A segurança do armazenamento e a elevada densidade volumétrica foram conseguidas enchendo os reservatórios com uma liga metálica especial denominada hidretos metálicos. Consegue-se assim armazenar maior quantidade de hidrogénio do que o correspondente ao volume interno do reservatório; os hidretos actuam como uma esponja: reagem quimicamente diminuindo de volume à medida que o hidrogénio é armazenado, voltando às dimensões originais quando o hidrogénio for totalmente consumido.
Os requisitos de resistência ao choque bem como a segurança de todo o sistema foram, naturalmente, extensivamente testados e certificados.
Aumentando em cerca de três vezes a autonomia em imersão à velocidade de patrulha, até agora conseguida com recurso à energia armazenada nas baterias, o sistema AIP veio tornar o submarino indetectável durante semanas, reforçando de modo significativo a sua principal característica – a discrição.
Com o aumento significativo dos períodos em que o submarino permanece em imersão, sem contacto com a atmosfera, tornou-se necessário dotá-lo de um sistema de monitorização e regeneração do ar ambiente, adaptado às novas exigências: o ar ambiente tem de manter-se dentro dos padrões de respirabilidade durante semanas em vez de apenas durante uns dias.
As condições de habitabilidade tiveram naturalmente em conta esta nova realidade: uma cama para cada elemento da guarnição em vez do regime de “cama quente” dos submarinos classe “Albacora”, em que há apenas cama para dois terços da guarnição; possibilidade de tomar duche, visto que existe capacidade de produção de água doce por osmose inversa.
A utilização operacional de um submarino com AIP será necessariamente diferente, não só pela necessidade de optimizar as novas possibilidades que o sistema oferece, mas também pelos constrangimentos que as leis da física determinam relativamente ao armazenamento de um dos gases, – o oxigénio.
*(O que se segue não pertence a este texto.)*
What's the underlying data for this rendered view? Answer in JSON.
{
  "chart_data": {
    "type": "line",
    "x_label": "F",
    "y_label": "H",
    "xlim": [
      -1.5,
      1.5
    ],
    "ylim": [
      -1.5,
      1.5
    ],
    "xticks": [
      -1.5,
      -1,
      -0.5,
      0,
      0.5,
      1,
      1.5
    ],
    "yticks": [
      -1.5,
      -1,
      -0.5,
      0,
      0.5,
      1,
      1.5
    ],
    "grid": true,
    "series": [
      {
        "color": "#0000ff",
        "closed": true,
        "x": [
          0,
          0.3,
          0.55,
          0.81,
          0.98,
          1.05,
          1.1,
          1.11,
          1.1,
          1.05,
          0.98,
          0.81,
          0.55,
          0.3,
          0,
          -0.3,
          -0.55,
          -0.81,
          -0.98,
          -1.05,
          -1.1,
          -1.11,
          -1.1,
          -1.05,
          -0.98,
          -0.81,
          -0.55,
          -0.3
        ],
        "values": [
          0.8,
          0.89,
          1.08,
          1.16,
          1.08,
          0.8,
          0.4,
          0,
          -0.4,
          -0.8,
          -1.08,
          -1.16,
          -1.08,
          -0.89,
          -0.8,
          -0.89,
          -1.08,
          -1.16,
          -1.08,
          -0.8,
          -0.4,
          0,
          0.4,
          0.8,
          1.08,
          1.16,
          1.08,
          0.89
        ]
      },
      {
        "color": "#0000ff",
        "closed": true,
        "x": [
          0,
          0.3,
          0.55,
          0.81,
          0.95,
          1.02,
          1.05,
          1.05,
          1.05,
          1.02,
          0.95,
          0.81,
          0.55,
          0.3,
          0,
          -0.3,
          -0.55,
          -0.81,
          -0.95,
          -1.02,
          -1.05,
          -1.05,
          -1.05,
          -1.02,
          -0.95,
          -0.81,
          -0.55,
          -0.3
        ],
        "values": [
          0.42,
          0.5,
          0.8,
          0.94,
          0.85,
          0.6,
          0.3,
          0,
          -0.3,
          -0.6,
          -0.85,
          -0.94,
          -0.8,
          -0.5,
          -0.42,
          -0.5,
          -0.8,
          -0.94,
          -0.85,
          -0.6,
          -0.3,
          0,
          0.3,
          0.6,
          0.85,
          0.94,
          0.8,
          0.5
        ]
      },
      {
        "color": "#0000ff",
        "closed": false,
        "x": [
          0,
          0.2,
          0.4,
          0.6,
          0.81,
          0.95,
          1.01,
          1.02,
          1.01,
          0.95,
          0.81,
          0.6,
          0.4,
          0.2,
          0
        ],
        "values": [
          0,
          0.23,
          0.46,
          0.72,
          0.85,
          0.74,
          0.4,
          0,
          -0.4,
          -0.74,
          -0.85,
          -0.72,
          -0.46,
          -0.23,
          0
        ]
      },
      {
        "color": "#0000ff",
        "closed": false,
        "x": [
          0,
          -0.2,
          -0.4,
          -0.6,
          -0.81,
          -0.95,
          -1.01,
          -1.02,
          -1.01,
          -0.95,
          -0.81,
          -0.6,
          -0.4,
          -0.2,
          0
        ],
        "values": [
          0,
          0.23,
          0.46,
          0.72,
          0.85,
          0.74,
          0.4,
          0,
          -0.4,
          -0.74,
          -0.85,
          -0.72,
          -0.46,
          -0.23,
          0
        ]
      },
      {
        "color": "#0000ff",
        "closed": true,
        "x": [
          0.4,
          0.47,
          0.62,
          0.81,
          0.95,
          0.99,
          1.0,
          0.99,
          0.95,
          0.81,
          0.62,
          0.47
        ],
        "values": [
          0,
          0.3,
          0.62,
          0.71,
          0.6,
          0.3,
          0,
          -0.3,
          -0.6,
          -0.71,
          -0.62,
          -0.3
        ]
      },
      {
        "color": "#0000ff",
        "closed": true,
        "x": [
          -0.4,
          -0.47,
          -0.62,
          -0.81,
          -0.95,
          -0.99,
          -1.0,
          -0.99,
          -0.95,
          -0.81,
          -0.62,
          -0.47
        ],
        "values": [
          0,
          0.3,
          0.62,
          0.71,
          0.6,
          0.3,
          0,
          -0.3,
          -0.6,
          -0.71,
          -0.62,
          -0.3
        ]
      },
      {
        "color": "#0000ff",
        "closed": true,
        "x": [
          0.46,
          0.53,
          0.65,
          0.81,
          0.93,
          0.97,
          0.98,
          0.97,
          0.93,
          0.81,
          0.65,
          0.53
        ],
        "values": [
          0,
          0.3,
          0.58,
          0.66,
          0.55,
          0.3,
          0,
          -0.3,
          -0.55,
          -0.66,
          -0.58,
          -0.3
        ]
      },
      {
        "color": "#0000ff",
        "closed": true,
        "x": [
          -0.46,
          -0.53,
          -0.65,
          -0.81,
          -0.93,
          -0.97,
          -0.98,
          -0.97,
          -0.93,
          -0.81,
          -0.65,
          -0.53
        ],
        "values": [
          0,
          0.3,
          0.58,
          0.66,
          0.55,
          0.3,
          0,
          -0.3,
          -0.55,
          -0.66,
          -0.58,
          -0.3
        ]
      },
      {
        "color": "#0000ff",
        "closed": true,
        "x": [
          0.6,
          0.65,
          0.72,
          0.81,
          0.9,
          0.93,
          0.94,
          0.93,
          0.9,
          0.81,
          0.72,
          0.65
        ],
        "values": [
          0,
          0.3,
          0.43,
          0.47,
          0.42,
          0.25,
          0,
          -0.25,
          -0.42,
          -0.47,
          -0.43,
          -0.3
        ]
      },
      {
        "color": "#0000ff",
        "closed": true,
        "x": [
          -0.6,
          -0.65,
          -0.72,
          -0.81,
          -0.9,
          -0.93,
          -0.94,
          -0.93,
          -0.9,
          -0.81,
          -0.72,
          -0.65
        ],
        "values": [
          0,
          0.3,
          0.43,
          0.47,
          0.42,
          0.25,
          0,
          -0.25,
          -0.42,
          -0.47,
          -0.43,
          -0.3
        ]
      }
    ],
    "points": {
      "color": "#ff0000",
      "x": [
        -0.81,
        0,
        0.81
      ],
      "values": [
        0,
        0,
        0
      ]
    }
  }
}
Efectivamente a conservação deste gás no estado líquido a temperatura criogénicas só é possível durante cerca de mês e meio. À medida que o tempo passa a temperatura vai subindo e o oxigénio vai passando ao estado gasoso, aumentando a pressão e perdendo-se através de válvulas de segurança. Isto significa que o submarino deverá abastecer para realizar determinadas operações e gastar todo o oxigénio armazenado, limitação que não existe com as instalações de produção de energia até agora utilizadas a bordo.
Através deste sistema a Marinha irá tomar contacto com uma nova forma de gerar energia, situando-se mais uma vez na vanguarda da introdução de novas tecnologias em Portugal. A industria automóvel vem dando também crescente importância às células de combustível que, provavelmente irão substituir no futuro os motores actuais. Na cidade do Porto alguns autocarros circulam já, a título experimental, com energia produzida por este processo.
Como acontece com todas as novas tecnologias, vai exigir apetrechamento específico e formação adequada, o que constitui um dos desafios a vencer para o integral aproveitamento das capacidades dos submarinos da V Esquadrilha.